When former America’s Test Kitchen former test kitchen director and educator, Christopher Kimball told the New York Times he wasn’t afraid to fail in May, he really meant it.
“They were will ‘Will he succeed?’ and I’m like, ‘What’s the worst that can happen?’ And I stand by that,” the 65-year-old Cambridge resident says about his new $6 million project called Milk Street Kitchen, a one-stop-shop cooking venture in downtown Boston, all done through its founder’s fresh set of eyes.
“We’ll be successful; I don’t know how successful, but it’s fun and it’s building out a loft and kitchen where people can hang out," he continues. "I’ve always wanted a real home, in a sense, where people can hang out.”
His abrupt November departure from America's Test Kitchen, the household recipe and media empire he co-built, was indeed shocking; but that was the catalyst of something new for Kimball.
And yes, there’s a shiny new kitchen and loft setup in the Flour & Grain Exchange building on Milk Street, where the new operation will oversee a range of cookbook development, multimedia productions and a culinary school using methods Kimball has learned from around the world.
He calls in after a visit to the Milk Street location (currently under construction) where he notes, "It's going to cost me a million dollars, but after the fact, I'll be really excited to move in."
How long has the idea for Milk Street Kitchen been in the back of your mind?
I'd say three or four years ago, I started cooking differently.

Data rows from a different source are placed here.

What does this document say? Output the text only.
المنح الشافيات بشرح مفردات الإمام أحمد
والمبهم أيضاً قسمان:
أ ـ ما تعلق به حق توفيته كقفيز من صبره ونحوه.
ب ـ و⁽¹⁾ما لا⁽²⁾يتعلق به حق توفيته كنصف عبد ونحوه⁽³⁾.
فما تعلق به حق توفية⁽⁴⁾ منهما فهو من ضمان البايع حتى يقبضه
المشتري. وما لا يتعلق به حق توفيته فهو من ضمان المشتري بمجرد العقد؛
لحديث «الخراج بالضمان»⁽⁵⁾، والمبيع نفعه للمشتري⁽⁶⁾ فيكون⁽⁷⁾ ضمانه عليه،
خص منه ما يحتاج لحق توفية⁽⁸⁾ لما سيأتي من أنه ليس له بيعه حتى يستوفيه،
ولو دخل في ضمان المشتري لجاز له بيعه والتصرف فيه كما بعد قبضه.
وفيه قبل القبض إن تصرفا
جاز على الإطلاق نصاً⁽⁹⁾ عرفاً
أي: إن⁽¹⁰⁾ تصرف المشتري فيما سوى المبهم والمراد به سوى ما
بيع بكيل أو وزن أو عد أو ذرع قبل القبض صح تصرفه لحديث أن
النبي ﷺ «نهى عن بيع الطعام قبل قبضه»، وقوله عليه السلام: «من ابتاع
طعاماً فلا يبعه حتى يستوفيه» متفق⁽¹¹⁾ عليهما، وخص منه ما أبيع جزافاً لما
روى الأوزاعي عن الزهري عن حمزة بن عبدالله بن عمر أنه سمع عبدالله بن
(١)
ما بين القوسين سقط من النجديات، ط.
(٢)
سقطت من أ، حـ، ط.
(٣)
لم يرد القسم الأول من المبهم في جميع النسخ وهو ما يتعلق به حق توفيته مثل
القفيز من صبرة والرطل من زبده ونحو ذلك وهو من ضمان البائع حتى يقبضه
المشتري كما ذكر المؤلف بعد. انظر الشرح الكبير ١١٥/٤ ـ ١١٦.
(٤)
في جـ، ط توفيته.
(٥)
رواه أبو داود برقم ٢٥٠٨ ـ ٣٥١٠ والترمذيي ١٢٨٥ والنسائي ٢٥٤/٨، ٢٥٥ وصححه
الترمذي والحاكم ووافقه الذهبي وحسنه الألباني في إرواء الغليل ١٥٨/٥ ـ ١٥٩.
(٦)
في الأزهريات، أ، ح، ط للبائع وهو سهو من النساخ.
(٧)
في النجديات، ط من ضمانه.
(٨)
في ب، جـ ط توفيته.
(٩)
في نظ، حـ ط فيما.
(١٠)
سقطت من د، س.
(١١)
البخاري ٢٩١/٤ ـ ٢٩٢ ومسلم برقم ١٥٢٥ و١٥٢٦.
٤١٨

I made a lot of [recipes from] Yotam Ottolenghi or Ana Sortun, and my cooking changed all of a sudden. I was thinking differently. I thought it was, at first, quote-unquote "ethnic food," a term I can't stand, but then I realized, I was just cooking.
If you lived in Mexico City, you wouldn't be making "Mexican food," you're cooking dinner. People all around the world are thinking differently about how food words. Heat and spices and fermented ingredients are how you get flavor. The stuff I've been doing for 20 years [as a cook], it's just a range. I didn't want to just replicate things, I wanted cook better.
Was there an A-ha moment for you, where you realized this was what you wanted to pursue?
I would say there were a few. Sizzling greens from Fuchsia Dunlop was one. You can take Swiss chard, blanch them for two or three minutes, and take the thick stems out. Heat a quarter cup of oil with grated ginger and scallions until it sizzles; then you add a quick dash of soy sauce and chili oil. It takes three minutes. Nobody blanches their greens anymore, but you can with this incredibly simple scallion sauce. It's a less universal technique, but it changed my entire way of thinking about greens.